A ‘leaky’ brain may be the first sign of Alzheimer’s in the brain—not the presence of beta-amyloid proteins or tau tangles, as researchers previously thought, a new study by the University of Southern California has found.
Researchers have long thought that beta-amyloid, a protein that accumulates in the brains of Alzheimer’s, was the first sign of Alzheimer’s, appearing in clumps long before symptoms like memory loss begin. But according to research published in the journal Nature, it might be a breakdown of the blood-brain barrier and leaky capillaries in the brain that point to Alzheimer’s before anything else.
The blood-brain barrier is like the brain’s security system—it acts as a stable barrier between the brain and blood flow, only letting certain things pass through. In the past, that’s been a challenge for scientists who aimed to deliver drugs that could potentially stop or slow down diseases like Alzheimer’s.

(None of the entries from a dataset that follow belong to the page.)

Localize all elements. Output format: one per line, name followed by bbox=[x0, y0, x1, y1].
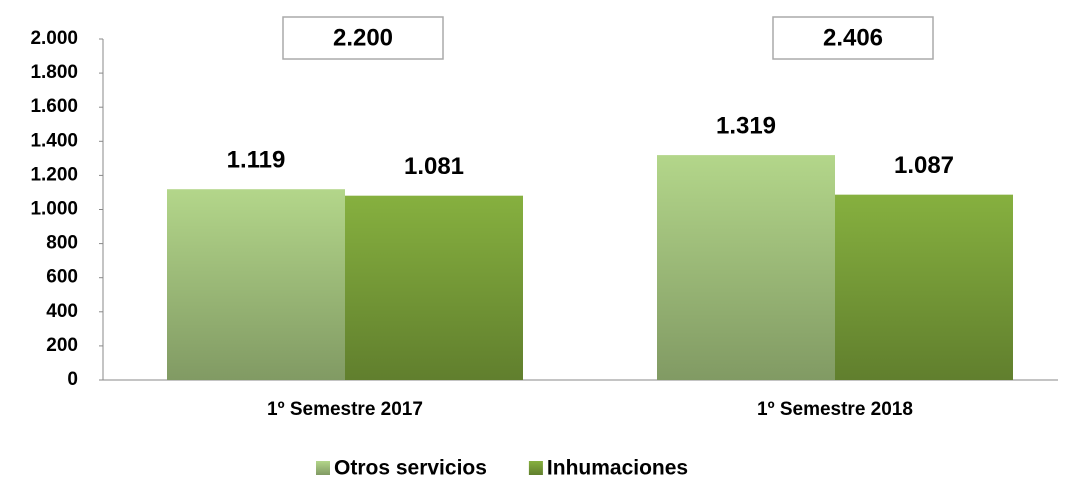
bar-shade bbox=[835, 194, 1013, 380]
data-label: 1.319 bbox=[716, 112, 776, 139]
y-tick-label: 1.000 bbox=[30, 199, 78, 220]
total-box bbox=[282, 16, 444, 60]
y-tick-label: 600 bbox=[46, 267, 78, 288]
legend-swatch-shade bbox=[316, 461, 330, 475]
data-label: 1.119 bbox=[227, 147, 286, 174]
bar-shade bbox=[657, 155, 835, 380]
y-tick-label: 2.000 bbox=[30, 28, 78, 49]
data-label: 1.081 bbox=[404, 153, 464, 180]
legend-label: Otros servicios bbox=[334, 457, 487, 480]
y-tick-label: 200 bbox=[46, 335, 78, 356]
total-label: 2.406 bbox=[823, 24, 883, 51]
legend-swatch-shade bbox=[528, 461, 543, 475]
x-tick-label: 1º Semestre 2017 bbox=[267, 399, 423, 420]
legend-label: Inhumaciones bbox=[547, 457, 688, 480]
y-tick-label: 1.400 bbox=[30, 130, 78, 151]
total-box bbox=[772, 16, 934, 60]
y-tick-label: 1.200 bbox=[30, 164, 78, 185]
y-tick-label: 1.600 bbox=[30, 96, 78, 117]
y-tick-label: 0 bbox=[67, 369, 78, 390]
bar-shade bbox=[345, 195, 523, 380]
y-tick-label: 1.800 bbox=[30, 62, 78, 83]
x-tick-label: 1º Semestre 2018 bbox=[757, 399, 913, 420]
bar-shade bbox=[167, 189, 345, 380]
total-label: 2.200 bbox=[333, 24, 393, 51]
data-label: 1.087 bbox=[894, 152, 954, 179]
y-tick-label: 400 bbox=[46, 301, 78, 322]
y-tick-label: 800 bbox=[46, 233, 78, 254]
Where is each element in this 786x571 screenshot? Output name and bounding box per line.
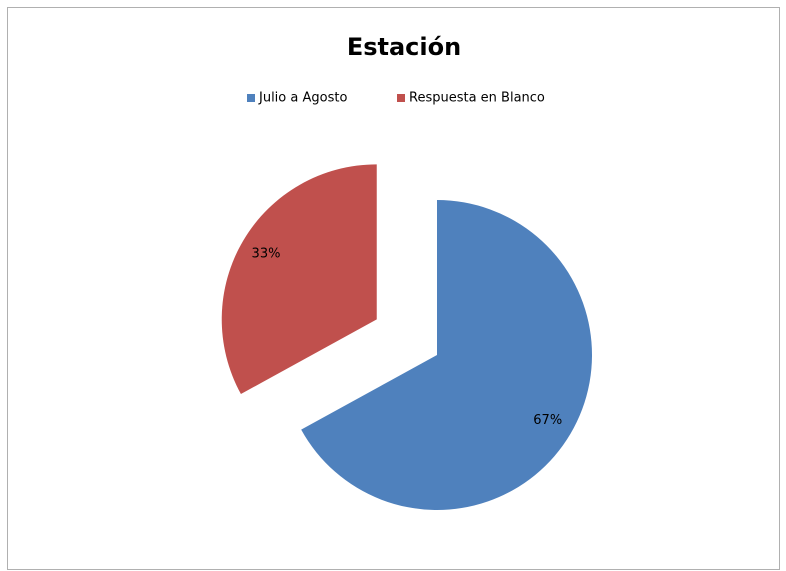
legend-label: Julio a Agosto	[258, 91, 347, 106]
pie-slice	[301, 200, 592, 510]
data-label: 33%	[252, 246, 281, 261]
legend-swatch	[247, 94, 255, 102]
pie-slice	[221, 164, 377, 395]
data-label: 67%	[533, 413, 562, 428]
legend-label: Respuesta en Blanco	[409, 91, 545, 106]
chart-title: Estación	[347, 33, 461, 61]
legend-swatch	[397, 94, 405, 102]
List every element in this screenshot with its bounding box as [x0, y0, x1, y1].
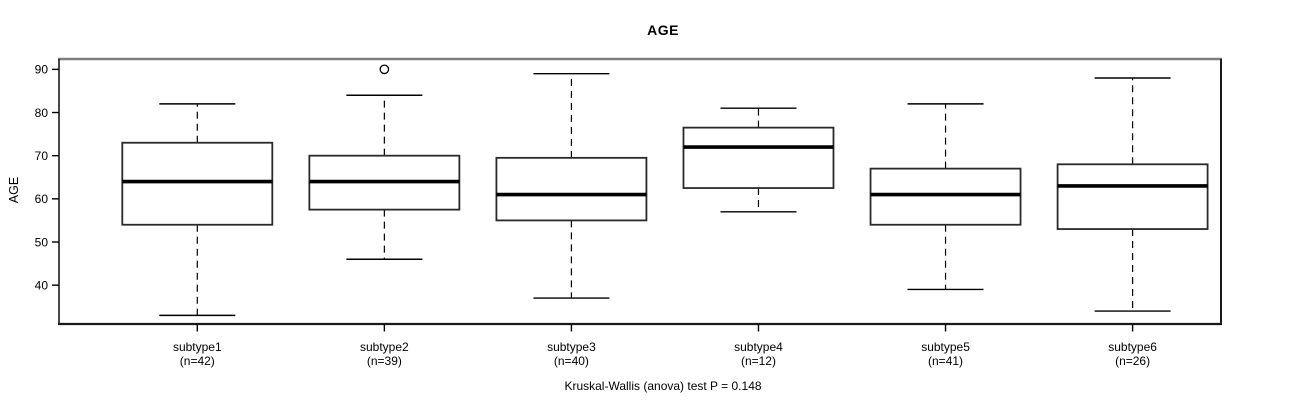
y-tick-label: 60 — [35, 192, 49, 206]
iqr-box — [1056, 163, 1209, 230]
kruskal-wallis-caption: Kruskal-Wallis (anova) test P = 0.148 — [564, 379, 762, 393]
x-category-sublabel: (n=41) — [928, 354, 963, 368]
x-category-sublabel: (n=40) — [554, 354, 589, 368]
x-category-label: subtype1 — [173, 340, 222, 354]
y-tick-label: 50 — [35, 235, 49, 249]
outlier-point — [379, 64, 390, 75]
y-tick-label: 90 — [35, 63, 49, 77]
x-category-sublabel: (n=39) — [367, 354, 402, 368]
chart-title: AGE — [647, 22, 679, 38]
iqr-box — [121, 141, 274, 226]
x-category-label: subtype6 — [1108, 340, 1157, 354]
iqr-box — [869, 167, 1022, 226]
boxplot-subtype3: subtype3(n=40) — [495, 72, 648, 368]
plot-border — [58, 57, 1222, 326]
y-tick-label: 80 — [35, 106, 49, 120]
x-category-label: subtype3 — [547, 340, 596, 354]
x-category-label: subtype4 — [734, 340, 783, 354]
x-category-sublabel: (n=26) — [1115, 354, 1150, 368]
boxplot-subtype6: subtype6(n=26) — [1056, 77, 1209, 368]
x-category-sublabel: (n=42) — [180, 354, 215, 368]
boxplot-subtype1: subtype1(n=42) — [121, 103, 274, 368]
boxplot-subtype5: subtype5(n=41) — [869, 103, 1022, 368]
iqr-box — [495, 156, 648, 222]
y-axis: 40 50 60 70 80 90 — [35, 63, 59, 292]
y-tick-label: 70 — [35, 149, 49, 163]
boxplot-subtype2: subtype2(n=39) — [308, 64, 461, 368]
y-tick-label: 40 — [35, 278, 49, 292]
x-category-label: subtype5 — [921, 340, 970, 354]
x-category-sublabel: (n=12) — [741, 354, 776, 368]
x-category-label: subtype2 — [360, 340, 409, 354]
boxplot-subtype4: subtype4(n=12) — [682, 107, 835, 368]
iqr-box — [682, 126, 835, 189]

For this study, 161 patients with an average age of 45 were recruited. All had either no signs of cognitive impairment or very early signs of mild cognitive impairment. At the beginning of the study, researchers conducted cognitive tests on the patients and measured their brain capillaries using neuroimaging and samples of cerebrospinal fluid.
The five-year study found that those with more capillary damage, or leakage, also had the worst memory problems. However, there was no relation between cognitive problems and beta-amyloid or tau proteins—the two biomarkers scientists use to officially diagnose Alzheimer’s and gauge a person’s likelihood of developing the disease.
“The fact that we’re seeing the blood vessels leaking, independent of tau and independent of amyloid, when people have cognitive impairment on a mild level, suggests it could be a totally separate process or a very early process,” said senior author Berislav Zlokovic, director of the Zilkha Neurogenetic Institute at the Keck School of Medicine of USC. “That was surprising that this blood-brain barrier breakdown is occurring independently.”
A healthy blood-brain barrier is made up of tightly woven blood vessels that keep metals, other cells and toxic substances from entering and damaging the brain. But as we age, those cells can loosen, making the blood vessels penetrable.
“If the blood-brain barrier is not working properly, then there is the potential for damage,” said co-author Arthur Toga, director of the USC Stevens Neuroimaging and Informatics Institute at the Keck School of Medicine. “It suggests the vessels aren’t properly providing the nutrients and blood flow that the neurons need. And you have the possibility of toxic proteins getting in.”
But the patients in the study with leaky blood vessels may be in luck: Another study released by USC showed that an experimental stroke drug called 3K3A-APC may help repair those vessels. The drug reduces inflammation and protects the cells lining blood vessel walls from death and degeneration in stroke patients. In an experiment with mice engineered to have Alzheimer’s, the drug was able to reduce the build-up of beta-amyloid and prevent memory loss.
“Because of its neuroprotective, vasculoprotective, and anti-inflammatory activities in multiple models of neurological disorders, we investigated whether 3K3A-APC can also protect the brain from the toxic effects of [beta-amyloid] toxin in a mouse model of Alzheimer’s disease,” says Berislav V. Zlokovic, director of the Zilkha Neurogenetic Institute at the Keck School of Medicine, University of Southern California.
However, both study results come with cautions. For the first study, researchers emphasized that their findings represented a small snapshot in time. They don’t yet know how a leaking blood-brain barrier might affect the development of Alzheimer’s later down the line. And because the stroke drug study was performed on mice, it’s difficult to say if humans would have the same outcome. But both studies disrupt what was considered near-fact about the beginning signs of Alzheimer’s in the brain.
“The results were really kind of eye-opening,” said first author Daniel Nation, an assistant professor of psychology at the USC Dornsife College of Letters, Arts and Sciences. “It didn’t matter whether people had amyloid or tau pathology; they still had cognitive impairment.”